Diğer gazetelerde de “Dâhi San’atkâr’ın kafası mezarından çıkarıldı” başlığıyla yer alıyor.
Sinan’ın kafatası bir yerlere götürülüp Almanya’dan ithal edilen âletlerle ölçülüyor. Kafatasının azami genişliği azami uzunluğuna bölünüp 100’le çarpılarak “kafatası endeksi” çıkarılıyor. “Dorikosefal” çıkarsa Avustralyalı, Günay Afrikalı ve Aborjinyerlilerine mensup sayılacak, “Mezosefal” çıkarsa ya Avrupalı veya Çinli sayılacak, “Apotomosefal” çıktığı takdirdeErmeni olduğuna karar verilecek, ancak “Brakisefal” çıkması halinde Sinan, “Türk” ilan edilecektir!
Sonunda Koca Sinan “Türk” ilân ediliyor.
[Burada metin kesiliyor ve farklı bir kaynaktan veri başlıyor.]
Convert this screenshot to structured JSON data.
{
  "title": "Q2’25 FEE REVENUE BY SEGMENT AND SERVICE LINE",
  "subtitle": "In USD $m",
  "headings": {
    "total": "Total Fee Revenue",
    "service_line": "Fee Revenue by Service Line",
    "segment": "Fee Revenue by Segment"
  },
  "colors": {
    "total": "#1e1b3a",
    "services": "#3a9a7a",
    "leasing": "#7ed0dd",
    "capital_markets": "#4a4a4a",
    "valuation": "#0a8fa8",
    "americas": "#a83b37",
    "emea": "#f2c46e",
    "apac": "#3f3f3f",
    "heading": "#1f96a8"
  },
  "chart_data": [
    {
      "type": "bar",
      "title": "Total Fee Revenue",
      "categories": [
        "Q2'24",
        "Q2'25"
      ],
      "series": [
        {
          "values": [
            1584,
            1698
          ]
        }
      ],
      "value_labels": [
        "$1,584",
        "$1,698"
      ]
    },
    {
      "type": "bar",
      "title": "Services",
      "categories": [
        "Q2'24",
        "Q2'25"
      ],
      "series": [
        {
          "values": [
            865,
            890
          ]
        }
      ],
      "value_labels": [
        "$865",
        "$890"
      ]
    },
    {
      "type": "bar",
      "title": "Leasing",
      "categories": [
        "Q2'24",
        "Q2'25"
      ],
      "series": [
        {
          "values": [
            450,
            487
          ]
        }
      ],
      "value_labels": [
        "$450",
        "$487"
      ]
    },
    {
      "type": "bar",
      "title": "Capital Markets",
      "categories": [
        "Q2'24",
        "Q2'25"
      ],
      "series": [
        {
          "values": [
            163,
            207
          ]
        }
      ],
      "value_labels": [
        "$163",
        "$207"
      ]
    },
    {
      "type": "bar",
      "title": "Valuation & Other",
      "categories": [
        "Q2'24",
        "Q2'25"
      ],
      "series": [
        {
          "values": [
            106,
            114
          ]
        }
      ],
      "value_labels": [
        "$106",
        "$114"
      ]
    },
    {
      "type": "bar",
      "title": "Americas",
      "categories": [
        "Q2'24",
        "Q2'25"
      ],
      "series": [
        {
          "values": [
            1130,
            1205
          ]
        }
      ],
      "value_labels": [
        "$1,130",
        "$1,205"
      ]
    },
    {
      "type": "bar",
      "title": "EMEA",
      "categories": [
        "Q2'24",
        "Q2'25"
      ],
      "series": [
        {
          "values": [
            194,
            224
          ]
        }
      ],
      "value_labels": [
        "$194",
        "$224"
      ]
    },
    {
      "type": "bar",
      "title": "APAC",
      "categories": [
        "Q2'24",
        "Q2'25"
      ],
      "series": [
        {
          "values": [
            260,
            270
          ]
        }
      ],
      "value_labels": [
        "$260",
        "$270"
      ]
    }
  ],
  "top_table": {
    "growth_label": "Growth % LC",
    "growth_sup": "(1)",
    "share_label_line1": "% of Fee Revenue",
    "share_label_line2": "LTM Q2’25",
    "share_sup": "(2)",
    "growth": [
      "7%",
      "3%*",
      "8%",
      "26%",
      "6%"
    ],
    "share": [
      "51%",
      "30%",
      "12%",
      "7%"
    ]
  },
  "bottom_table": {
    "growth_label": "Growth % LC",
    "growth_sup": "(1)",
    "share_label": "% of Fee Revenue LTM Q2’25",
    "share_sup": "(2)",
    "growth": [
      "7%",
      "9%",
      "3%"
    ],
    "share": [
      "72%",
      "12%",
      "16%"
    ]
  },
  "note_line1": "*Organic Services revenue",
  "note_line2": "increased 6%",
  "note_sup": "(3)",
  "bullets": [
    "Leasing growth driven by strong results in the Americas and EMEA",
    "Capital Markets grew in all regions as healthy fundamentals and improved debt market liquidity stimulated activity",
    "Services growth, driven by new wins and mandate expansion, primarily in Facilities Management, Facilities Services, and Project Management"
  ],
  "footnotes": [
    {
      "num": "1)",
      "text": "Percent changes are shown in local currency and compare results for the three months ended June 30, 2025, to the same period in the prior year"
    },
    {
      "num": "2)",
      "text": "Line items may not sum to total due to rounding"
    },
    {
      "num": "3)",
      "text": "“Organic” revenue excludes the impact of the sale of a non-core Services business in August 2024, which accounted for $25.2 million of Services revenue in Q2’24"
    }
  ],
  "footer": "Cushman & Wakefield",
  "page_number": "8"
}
Peki, başka bir millete mensup olsaydı, eserleri yakılıp yıkılacak mıydı? Türkiye’ye 400 civarında şaheser armağan eden Sinan, kim olduğunu yeterince ispat etmemiş miydi?
Burada başka bir sorun da var: Türklerle birlikte Moğollar, Kızılderililer, İsviçreliler, Bavyeralı Almanlar, Fransa’nın orta bölümünde yaşayan topluluklar, Boşnaklar, Gürcüler ve bir kısım Ermeniler de “Brakisefal” kafalıdır. Şimdi ne olacak?
Kafatası kabrine iade edilmiyor. Unutulup gidiyor. Sinan o gün bugündür kabrinde kafatası olmadan ebediyeti yaşıyor. Hesaplaşma ise Mahşere kalıyor.